Le conté entonces toda la historia. El chivatazo, la complicación con el gorila de la entrada, el matemático ruso, la caja fuerte y la huída a través de la ventana. No sabía Gilligan que se trataba de una fiesta organizada por "Boss" Luca hasta que le conté que al llegar habíamos visto su efigie en una estatua de hielo. Por lo demás, el malvado Luca no había dejado ninguna otra pista, como era habitual, por otra parte.

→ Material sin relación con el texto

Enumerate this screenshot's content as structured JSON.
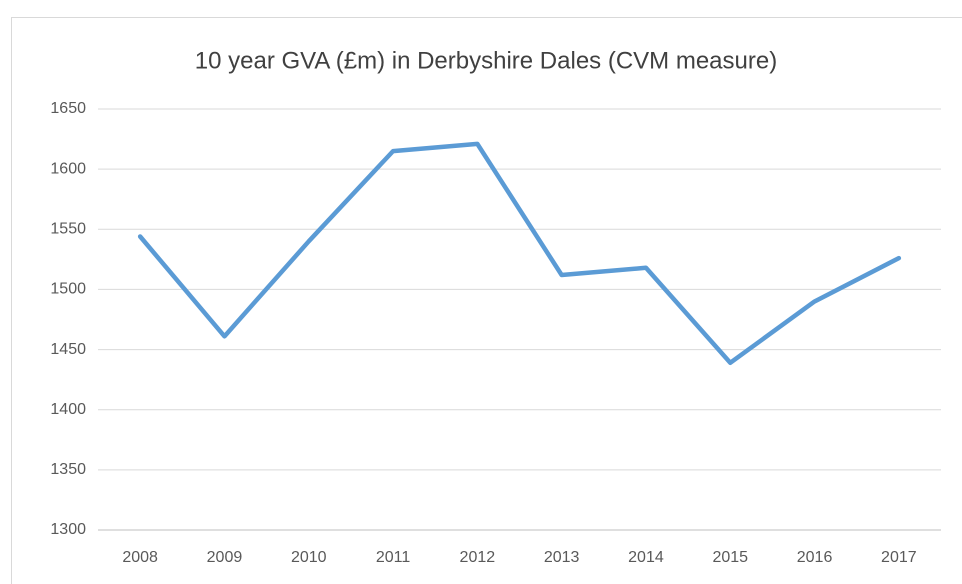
{
  "chart_data": {
    "type": "line",
    "title": "10 year GVA (£m) in Derbyshire Dales (CVM measure)",
    "categories": [
      "2008",
      "2009",
      "2010",
      "2011",
      "2012",
      "2013",
      "2014",
      "2015",
      "2016",
      "2017"
    ],
    "series": [
      {
        "color": "#5b9bd5",
        "values": [
          1544,
          1461,
          1540,
          1615,
          1621,
          1512,
          1518,
          1439,
          1490,
          1526
        ]
      }
    ],
    "ylim": [
      1300,
      1650
    ],
    "yticks": [
      1300,
      1350,
      1400,
      1450,
      1500,
      1550,
      1600,
      1650
    ],
    "grid": true
  }
}
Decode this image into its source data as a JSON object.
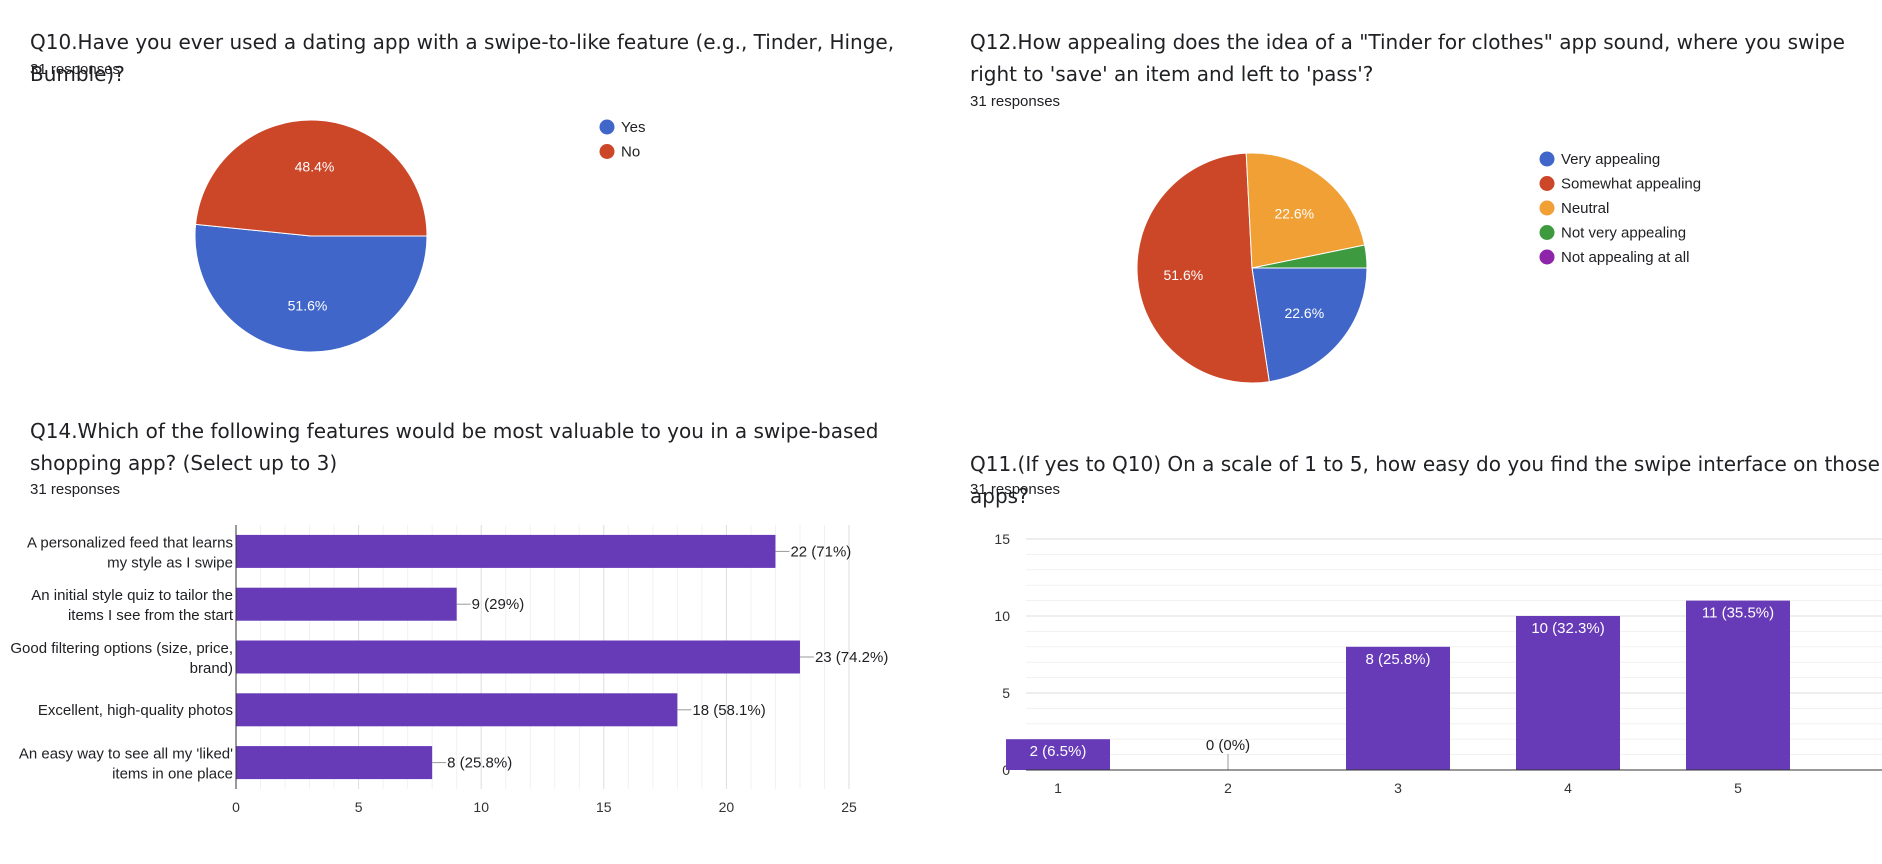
{
  "q10": {
    "title": "Q10.Have you ever used a dating app with a swipe-to-like feature (e.g., Tinder, Hinge, Bumble)?",
    "responses": "31 responses"
  },
  "q12": {
    "title": "Q12.How appealing does the idea of a \"Tinder for clothes\" app sound, where you swipe right to 'save' an item and left to 'pass'?",
    "responses": "31 responses"
  },
  "q14": {
    "title": "Q14.Which of the following features would be most valuable to you in a swipe-based shopping app? (Select up to 3)",
    "responses": "31 responses"
  },
  "q11": {
    "title": "Q11.(If yes to Q10) On a scale of 1 to 5, how easy do you find the swipe interface on those apps?",
    "responses": "31 responses"
  },
  "colors": {
    "blue": "#3f66c8",
    "red": "#cc4628",
    "orange": "#f0a035",
    "green": "#3e9a3e",
    "purple": "#8e24aa",
    "bar": "#673ab7",
    "grid": "#e6e6e6",
    "axis": "#333333"
  },
  "chart_data": [
    {
      "id": "q10",
      "type": "pie",
      "labels": [
        "Yes",
        "No"
      ],
      "values": [
        51.6,
        48.4
      ],
      "slice_labels": [
        "51.6%",
        "48.4%"
      ],
      "colors": [
        "#3f66c8",
        "#cc4628"
      ],
      "legend": "right"
    },
    {
      "id": "q12",
      "type": "pie",
      "labels": [
        "Very appealing",
        "Somewhat appealing",
        "Neutral",
        "Not very appealing",
        "Not appealing at all"
      ],
      "values": [
        22.6,
        51.6,
        22.6,
        3.2,
        0
      ],
      "slice_labels": [
        "22.6%",
        "51.6%",
        "22.6%",
        "",
        ""
      ],
      "colors": [
        "#3f66c8",
        "#cc4628",
        "#f0a035",
        "#3e9a3e",
        "#8e24aa"
      ],
      "legend": "right"
    },
    {
      "id": "q14",
      "type": "bar",
      "orientation": "horizontal",
      "categories": [
        [
          "A personalized feed that learns",
          "my style as I swipe"
        ],
        [
          "An initial style quiz to tailor the",
          "items I see from the start"
        ],
        [
          "Good filtering options (size, price,",
          "brand)"
        ],
        [
          "Excellent, high-quality photos"
        ],
        [
          "An easy way to see all my 'liked'",
          "items in one place"
        ]
      ],
      "values": [
        22,
        9,
        23,
        18,
        8
      ],
      "data_labels": [
        "22 (71%)",
        "9 (29%)",
        "23 (74.2%)",
        "18 (58.1%)",
        "8 (25.8%)"
      ],
      "xlim": [
        0,
        25
      ],
      "xticks": [
        "0",
        "5",
        "10",
        "15",
        "20",
        "25"
      ],
      "grid": true
    },
    {
      "id": "q11",
      "type": "bar",
      "orientation": "vertical",
      "categories": [
        "1",
        "2",
        "3",
        "4",
        "5"
      ],
      "values": [
        2,
        0,
        8,
        10,
        11
      ],
      "data_labels": [
        "2 (6.5%)",
        "0 (0%)",
        "8 (25.8%)",
        "10 (32.3%)",
        "11 (35.5%)"
      ],
      "ylim": [
        0,
        15
      ],
      "yticks": [
        "0",
        "5",
        "10",
        "15"
      ],
      "grid": true
    }
  ]
}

–Pero es imposible que fuera el ponche –añadí para concluir–. Yo bebí de él. –¿Cuánto? –Un par de vasos, creo. –¿Eso fue antes, o después de dejar a Mereda solo? –Antes –hice memoria–. Pero recuerdo que al volver me ofreció un vaso. –Las ocho poncheras estaban a rebosar de veneno. Las hemos examinado. Un solo trago de ese ponche podría matar a un toro en cuestión de segundos –aseguró–. ¿Crees que envenenó la bebida y luego quiso matarte? –¿Bromeas? –exclamé–. Ni lo uno ni lo otro. Mereda no es de ésos, y lo sabes. –Pues ya me dirás. –¿Y los supervivientes? –Los tres son abstemios. Al menos, eso es lo que dicen.
Se presentaba un problema. ¿Sería posible que Mereda hubiera envenenado a todos los asistentes a la fiesta, que hubiéramos acudido allí por un plan del viejo juez y por eso se quedó sirviendo el ponche? ¿Le echaría el veneno mientras yo estaba en el piso de arriba? Y, siendo así, ¿por qué me ofreció un vaso de ponche? Tenía que encontrar una respuesta o Mereda iría a la cárcel, y poco después dos metros bajo tierra, fuera culpable o inocente.